FIRST PART.

Pages 1-45.

Page 1.

As the first page is almost entirely effaced by abrasion, we know very little of its contents. Like the second, however, it was doubtless divided into four parts. The two pages have this also in common, that, for lack of space, their contents are not expressed in full, but abbreviated as much as possible.

The top section (a) of page 1 may have been filled with a sort of frontispiece, perhaps a face with a few signs around it.

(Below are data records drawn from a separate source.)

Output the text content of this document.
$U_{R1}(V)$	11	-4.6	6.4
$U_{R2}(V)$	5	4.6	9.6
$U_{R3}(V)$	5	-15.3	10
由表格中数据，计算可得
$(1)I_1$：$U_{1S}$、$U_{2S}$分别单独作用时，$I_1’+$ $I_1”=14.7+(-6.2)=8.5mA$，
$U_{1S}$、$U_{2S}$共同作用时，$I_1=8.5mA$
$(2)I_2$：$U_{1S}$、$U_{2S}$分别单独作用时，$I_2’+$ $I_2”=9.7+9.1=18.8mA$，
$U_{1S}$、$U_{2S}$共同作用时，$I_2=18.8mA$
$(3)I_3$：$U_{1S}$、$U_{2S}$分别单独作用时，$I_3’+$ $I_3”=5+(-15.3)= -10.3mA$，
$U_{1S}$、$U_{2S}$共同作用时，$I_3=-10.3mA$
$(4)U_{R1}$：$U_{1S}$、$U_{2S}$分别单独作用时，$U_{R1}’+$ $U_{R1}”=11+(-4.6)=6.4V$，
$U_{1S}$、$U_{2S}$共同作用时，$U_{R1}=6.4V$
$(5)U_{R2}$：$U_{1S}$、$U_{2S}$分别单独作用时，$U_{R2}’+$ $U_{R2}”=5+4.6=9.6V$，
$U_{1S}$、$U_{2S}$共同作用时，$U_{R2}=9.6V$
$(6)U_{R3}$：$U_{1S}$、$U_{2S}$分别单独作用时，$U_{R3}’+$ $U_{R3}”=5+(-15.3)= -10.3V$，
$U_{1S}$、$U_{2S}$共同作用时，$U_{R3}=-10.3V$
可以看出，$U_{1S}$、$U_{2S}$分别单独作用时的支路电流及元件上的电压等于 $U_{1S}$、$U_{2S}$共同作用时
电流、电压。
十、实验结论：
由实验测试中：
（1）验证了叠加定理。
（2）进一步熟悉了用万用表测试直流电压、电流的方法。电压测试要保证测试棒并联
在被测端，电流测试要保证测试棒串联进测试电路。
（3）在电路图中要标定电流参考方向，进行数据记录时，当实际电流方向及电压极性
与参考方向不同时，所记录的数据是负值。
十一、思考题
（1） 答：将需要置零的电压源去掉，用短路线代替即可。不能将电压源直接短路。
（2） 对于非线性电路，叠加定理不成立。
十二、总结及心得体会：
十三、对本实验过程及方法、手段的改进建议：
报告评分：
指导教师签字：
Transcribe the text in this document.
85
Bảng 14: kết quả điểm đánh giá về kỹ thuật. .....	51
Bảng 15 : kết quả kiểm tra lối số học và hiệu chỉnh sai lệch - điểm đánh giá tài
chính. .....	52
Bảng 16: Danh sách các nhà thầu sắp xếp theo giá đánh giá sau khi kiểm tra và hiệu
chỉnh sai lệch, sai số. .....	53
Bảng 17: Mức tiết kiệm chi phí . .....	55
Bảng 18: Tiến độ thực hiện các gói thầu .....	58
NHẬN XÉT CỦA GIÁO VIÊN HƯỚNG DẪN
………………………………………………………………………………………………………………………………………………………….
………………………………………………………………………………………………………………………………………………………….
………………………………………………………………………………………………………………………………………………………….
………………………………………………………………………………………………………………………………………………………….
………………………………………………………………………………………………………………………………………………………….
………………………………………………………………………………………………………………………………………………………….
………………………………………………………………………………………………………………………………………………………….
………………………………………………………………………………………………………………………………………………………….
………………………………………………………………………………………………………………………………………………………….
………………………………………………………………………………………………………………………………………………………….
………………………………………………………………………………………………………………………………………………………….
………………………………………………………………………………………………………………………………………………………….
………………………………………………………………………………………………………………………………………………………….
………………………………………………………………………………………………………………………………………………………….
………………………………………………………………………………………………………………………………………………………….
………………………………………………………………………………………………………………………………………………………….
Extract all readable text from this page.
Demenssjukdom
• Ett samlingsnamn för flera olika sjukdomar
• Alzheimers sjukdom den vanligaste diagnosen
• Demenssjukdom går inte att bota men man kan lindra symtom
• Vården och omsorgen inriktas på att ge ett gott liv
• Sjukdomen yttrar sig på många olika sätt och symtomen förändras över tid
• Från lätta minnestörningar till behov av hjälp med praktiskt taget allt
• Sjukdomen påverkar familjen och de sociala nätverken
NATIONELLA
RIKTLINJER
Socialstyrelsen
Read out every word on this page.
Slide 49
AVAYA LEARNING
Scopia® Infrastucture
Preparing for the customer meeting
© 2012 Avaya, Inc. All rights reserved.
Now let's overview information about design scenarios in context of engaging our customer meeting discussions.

The three lower sections (b, e, d,) with the three lower of the second page doubtless formed a whole. Each of these sections contained a normal Tonalamatl of the commonest kind, which was introduced on the left by five day-signs having a difference of 12 and was thus divided into five sections of 52 days each. In sections b and d, at least, these periods seem to be divided into equal halves of 26 days each. In d alone we recognize the initial week day, VII, of the Tonalamatl. In each of the three divisions there were two figures of gods, but we can recognize only the first of these in section d as the god D.

Page 2.

This page contains four much abbreviated Tonalamatls. In the following I will represent each Tonalamatl by setting down in a vertical line those of the twenty days with which the principal divisions of equal length of the Tonalamatl begin, in a horizontal line with Roman numerals the days of the week of thirteen days on which the separate subdivisions begin, and with the Arabic numerals the distance between these days. I will also remark that the position of the Tonalamatls in the "Dresdensis" is not connected at all, as in the Aztec, with certain places in the

year, and that no rule for this proceeding can be found. It is curious, however, that no Tonalamatl in this codex begins with the day IX or Eb, which is the more important in the last pages of the Dresden Codex.